Spence smeared plumbers grease in the groove, set the stretched O-ring, and screwed the canister in place. He flipped the levers to turn the water back on, and water sprayed from the canister. He turned the water off, unscrewed the canister, reset the O-ring, and replaced the canister.
    Water on. Spray. Water off. O-ring reset. Water on. Spray. Water off.
    While Spence patiently repeated the process, I lost count of the number of times he tried. Let’s put a bucket and a bath towel under the canister,” I said when the spray diminished to a trickle. “After we install the four new candles, the leak might stop.”
    March 4, UPS delivered the $225.36 Doulton order containing two sets of ceramic candles (in case more broke) and a sediment cartridge for the next cleaning. March 5 we inserted four candles. Water dripped from the edge of the canister.
    “It might stop in awhile,” Spence said.
    But it didn’t.
    I lay another bath towel under the bucket. Spence shut the water off overnight, and we took turns emptying the bucket during the day.

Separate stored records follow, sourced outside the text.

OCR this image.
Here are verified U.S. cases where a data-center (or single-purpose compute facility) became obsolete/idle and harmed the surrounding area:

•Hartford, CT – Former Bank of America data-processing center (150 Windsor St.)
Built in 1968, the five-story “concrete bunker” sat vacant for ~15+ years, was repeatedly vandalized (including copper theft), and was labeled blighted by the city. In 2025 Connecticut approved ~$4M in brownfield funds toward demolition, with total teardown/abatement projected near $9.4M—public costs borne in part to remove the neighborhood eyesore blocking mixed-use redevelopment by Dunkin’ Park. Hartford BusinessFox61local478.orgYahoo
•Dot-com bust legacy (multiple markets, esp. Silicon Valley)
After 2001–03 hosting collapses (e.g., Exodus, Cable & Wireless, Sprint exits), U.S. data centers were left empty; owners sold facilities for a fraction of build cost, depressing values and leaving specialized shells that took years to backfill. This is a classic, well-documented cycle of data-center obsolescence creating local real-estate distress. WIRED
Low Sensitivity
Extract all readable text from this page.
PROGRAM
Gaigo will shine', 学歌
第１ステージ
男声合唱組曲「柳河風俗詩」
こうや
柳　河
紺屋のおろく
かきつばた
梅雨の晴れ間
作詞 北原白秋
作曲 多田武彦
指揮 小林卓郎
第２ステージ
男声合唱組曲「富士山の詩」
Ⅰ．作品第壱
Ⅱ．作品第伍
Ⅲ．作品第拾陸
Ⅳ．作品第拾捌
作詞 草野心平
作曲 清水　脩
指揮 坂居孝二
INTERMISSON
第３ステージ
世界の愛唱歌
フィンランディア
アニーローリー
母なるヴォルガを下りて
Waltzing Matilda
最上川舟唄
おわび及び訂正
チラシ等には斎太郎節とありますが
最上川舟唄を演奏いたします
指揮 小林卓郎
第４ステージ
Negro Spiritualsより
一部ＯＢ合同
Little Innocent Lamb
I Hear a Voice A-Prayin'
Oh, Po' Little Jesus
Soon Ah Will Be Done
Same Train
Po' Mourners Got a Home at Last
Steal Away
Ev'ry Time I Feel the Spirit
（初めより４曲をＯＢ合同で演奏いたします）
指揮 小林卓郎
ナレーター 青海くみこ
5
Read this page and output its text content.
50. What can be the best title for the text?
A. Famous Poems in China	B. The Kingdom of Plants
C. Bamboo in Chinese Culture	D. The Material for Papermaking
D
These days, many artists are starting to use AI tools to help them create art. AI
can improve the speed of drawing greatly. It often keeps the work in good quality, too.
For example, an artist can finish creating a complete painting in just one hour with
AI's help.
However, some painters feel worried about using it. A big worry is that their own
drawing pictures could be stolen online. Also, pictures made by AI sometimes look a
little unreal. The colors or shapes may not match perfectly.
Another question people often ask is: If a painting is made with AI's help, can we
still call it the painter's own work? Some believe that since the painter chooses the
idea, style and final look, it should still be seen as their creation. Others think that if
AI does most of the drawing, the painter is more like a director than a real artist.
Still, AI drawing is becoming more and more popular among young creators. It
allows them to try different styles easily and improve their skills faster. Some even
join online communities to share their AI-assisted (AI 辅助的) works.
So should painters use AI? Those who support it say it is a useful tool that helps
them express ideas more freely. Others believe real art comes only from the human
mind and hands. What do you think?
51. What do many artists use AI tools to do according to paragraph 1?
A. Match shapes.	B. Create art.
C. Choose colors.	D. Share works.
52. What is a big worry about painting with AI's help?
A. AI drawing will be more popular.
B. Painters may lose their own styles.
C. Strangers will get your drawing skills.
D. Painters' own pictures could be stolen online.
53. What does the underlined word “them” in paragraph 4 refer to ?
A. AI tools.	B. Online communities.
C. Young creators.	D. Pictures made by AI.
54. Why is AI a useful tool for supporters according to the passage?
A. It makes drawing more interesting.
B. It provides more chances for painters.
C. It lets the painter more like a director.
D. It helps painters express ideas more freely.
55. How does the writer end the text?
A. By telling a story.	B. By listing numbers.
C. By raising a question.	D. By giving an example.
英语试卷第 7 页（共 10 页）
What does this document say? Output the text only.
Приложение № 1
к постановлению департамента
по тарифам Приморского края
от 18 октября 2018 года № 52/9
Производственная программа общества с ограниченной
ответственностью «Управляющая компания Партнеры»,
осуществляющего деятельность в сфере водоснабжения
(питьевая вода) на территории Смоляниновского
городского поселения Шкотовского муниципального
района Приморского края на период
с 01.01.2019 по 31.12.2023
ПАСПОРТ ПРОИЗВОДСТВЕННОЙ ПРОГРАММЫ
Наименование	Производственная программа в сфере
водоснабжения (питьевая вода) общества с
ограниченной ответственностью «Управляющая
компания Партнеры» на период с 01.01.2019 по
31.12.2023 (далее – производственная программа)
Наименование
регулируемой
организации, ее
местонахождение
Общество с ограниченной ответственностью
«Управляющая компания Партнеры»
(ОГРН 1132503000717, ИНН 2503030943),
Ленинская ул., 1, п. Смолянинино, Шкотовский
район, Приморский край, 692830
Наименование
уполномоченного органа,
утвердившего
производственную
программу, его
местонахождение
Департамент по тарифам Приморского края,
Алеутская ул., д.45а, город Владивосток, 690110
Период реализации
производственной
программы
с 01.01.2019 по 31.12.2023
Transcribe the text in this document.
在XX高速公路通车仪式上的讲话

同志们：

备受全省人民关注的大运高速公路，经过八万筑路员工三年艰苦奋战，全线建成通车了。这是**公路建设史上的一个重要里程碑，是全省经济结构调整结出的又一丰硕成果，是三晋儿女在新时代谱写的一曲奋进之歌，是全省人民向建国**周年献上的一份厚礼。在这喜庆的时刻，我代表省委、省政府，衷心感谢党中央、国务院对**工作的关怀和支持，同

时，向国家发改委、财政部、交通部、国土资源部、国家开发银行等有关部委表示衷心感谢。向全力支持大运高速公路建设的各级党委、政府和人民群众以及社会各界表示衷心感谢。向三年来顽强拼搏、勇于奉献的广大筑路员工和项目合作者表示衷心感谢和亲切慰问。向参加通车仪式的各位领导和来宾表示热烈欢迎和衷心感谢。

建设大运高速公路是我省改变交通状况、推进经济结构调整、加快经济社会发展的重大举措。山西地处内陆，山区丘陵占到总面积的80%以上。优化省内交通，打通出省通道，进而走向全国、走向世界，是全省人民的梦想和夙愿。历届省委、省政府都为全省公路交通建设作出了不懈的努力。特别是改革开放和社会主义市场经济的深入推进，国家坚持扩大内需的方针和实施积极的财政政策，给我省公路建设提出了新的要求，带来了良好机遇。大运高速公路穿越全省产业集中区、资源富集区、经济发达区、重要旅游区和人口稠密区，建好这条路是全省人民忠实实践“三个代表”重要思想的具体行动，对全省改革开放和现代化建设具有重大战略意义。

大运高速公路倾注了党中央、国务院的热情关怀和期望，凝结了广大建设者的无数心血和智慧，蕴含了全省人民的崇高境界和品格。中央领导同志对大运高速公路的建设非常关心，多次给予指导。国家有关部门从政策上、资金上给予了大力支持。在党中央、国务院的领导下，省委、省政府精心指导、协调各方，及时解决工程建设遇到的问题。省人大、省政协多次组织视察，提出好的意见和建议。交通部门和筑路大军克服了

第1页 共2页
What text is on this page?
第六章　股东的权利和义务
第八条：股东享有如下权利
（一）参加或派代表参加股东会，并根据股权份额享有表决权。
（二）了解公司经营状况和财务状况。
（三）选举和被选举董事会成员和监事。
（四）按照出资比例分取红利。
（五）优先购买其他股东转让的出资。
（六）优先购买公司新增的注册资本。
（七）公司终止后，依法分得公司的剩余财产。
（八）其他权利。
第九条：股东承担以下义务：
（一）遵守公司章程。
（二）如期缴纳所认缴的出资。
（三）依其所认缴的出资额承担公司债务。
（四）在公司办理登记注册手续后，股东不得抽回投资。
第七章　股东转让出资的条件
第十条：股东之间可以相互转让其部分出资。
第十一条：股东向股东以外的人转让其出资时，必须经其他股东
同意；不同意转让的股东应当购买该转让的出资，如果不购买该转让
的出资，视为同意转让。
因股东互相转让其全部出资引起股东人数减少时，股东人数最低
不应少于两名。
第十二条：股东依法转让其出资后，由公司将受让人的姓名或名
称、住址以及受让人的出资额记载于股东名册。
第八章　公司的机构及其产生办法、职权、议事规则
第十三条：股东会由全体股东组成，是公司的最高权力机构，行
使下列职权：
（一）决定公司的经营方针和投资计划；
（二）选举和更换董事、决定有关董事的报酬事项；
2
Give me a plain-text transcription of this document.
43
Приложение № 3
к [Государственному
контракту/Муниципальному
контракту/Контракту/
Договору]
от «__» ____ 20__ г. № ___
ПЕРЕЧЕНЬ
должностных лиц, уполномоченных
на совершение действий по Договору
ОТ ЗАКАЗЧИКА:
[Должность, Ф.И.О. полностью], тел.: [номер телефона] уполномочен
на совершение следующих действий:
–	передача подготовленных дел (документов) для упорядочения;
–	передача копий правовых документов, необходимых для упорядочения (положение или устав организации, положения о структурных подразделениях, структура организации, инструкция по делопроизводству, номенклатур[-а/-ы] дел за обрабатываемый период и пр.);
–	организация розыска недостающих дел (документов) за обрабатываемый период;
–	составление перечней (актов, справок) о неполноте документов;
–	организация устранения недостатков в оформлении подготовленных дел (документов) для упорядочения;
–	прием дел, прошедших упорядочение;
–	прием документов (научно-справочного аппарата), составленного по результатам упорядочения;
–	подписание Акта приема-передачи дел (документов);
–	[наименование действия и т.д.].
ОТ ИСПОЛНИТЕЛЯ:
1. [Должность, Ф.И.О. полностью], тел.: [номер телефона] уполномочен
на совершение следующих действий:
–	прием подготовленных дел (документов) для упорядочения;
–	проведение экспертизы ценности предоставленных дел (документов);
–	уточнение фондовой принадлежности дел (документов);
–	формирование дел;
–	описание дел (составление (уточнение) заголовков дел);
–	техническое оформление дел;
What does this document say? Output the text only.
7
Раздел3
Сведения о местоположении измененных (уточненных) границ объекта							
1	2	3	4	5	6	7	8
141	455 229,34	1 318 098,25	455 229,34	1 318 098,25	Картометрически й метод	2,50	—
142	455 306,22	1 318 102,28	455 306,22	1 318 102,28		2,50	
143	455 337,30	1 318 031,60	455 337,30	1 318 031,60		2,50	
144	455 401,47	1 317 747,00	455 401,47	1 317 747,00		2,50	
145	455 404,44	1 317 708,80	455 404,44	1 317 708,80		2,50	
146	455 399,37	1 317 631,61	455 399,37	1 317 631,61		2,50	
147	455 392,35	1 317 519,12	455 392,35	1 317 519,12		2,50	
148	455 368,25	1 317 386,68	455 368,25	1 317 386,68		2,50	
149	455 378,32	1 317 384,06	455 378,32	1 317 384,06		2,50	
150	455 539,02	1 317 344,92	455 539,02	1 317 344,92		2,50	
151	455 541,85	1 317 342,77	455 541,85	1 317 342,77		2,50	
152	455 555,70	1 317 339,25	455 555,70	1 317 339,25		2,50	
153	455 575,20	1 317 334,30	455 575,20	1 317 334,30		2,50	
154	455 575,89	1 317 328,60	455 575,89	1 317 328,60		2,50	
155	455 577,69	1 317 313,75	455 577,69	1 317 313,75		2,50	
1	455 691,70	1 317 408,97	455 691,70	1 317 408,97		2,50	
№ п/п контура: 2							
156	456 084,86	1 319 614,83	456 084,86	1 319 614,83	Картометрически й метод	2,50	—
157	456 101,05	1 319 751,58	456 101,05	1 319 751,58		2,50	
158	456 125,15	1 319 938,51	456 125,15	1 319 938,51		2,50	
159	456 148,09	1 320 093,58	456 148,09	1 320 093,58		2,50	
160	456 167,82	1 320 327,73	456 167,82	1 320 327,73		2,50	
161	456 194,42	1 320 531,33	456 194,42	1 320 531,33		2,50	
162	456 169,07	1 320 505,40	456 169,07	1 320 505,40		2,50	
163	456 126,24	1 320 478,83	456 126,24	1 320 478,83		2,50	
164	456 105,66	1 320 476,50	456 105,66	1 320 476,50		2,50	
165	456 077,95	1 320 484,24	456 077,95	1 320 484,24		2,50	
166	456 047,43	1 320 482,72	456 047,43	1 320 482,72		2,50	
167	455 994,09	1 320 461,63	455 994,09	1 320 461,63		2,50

    On Sunday, March 12, Spence asked “Do you want to try resetting the O-rings again?”
    “It’s worth a try,” I said.
    Spence found some rough surface on the outer edge of the canister and a missing chip on the inner edge. He scraped to smooth out the rough spots and reset the O-ring.
    Drips continued.
    Monday, the leaks accelerated to a gallon per hour. Tuesday, the rate doubled.
    I called Jones Plumbing and Heating in Meadville, sixteen miles away, and related my saga.
    “The damaged canister will never seal properly,” the plumber, who didn’t give his name, said. “Buy a new canister then call me back. I’ll install it for you.”
    I ordered a Pentek ten inch Big Blue filterhousing, O-rings, and paid extra for next day delivery. The bill totaled $67.66. UPS brought the supplies late Wednesday afternoon.
    Toting the box downstairs, I said, “Do you think we can use the old mounted top and just replace the bottom part of the canister?”
    “That’s my plan,” Spence said. He shut off the water and took down the leaking canister.
    I transferred the candles to the new canister.
    He screwed the filter housing in place and turned on the water.
    A circular waterfall cascaded from the canister.
    Spence quickly shut the water off.
    After three more tries with a repeating Niagara Falls effect, Spence put the candles back in the old canister, screwed it in place, and placed the bucket underneath to catch the trickle.
    Thursday morning, I called the plumber and dashed off to volunteer at the Learning Center and swim laps at the YMCA. I came home to Spence tapping keys on his computer. Setting down my gear, I said, “Did the plumber come? What happened?”
   “Two plumbers came. I took them down to the basement, showed them the materials, and let them get to work. Five minutes later, they came up and said the job was done.”
    “What?”
    “They’d put the new canister on the old top and tightened it so it didn’t leak. The bill was $160.00.”
    “No parts? Just five minutes of labor?”
    “Yep, plus their travel time.”
    Sheesh.
    So, this past Friday after seven weeks and $580.70 (468.34), I started the second load of laundry as soon as I put the first load into the dryer. The second load ran through a complete cycle. No beeps. No “LF” flashes. Instead of sticking my chest out Helen Reddy “I am woman, hear me roar” invincible, I sighed in relief.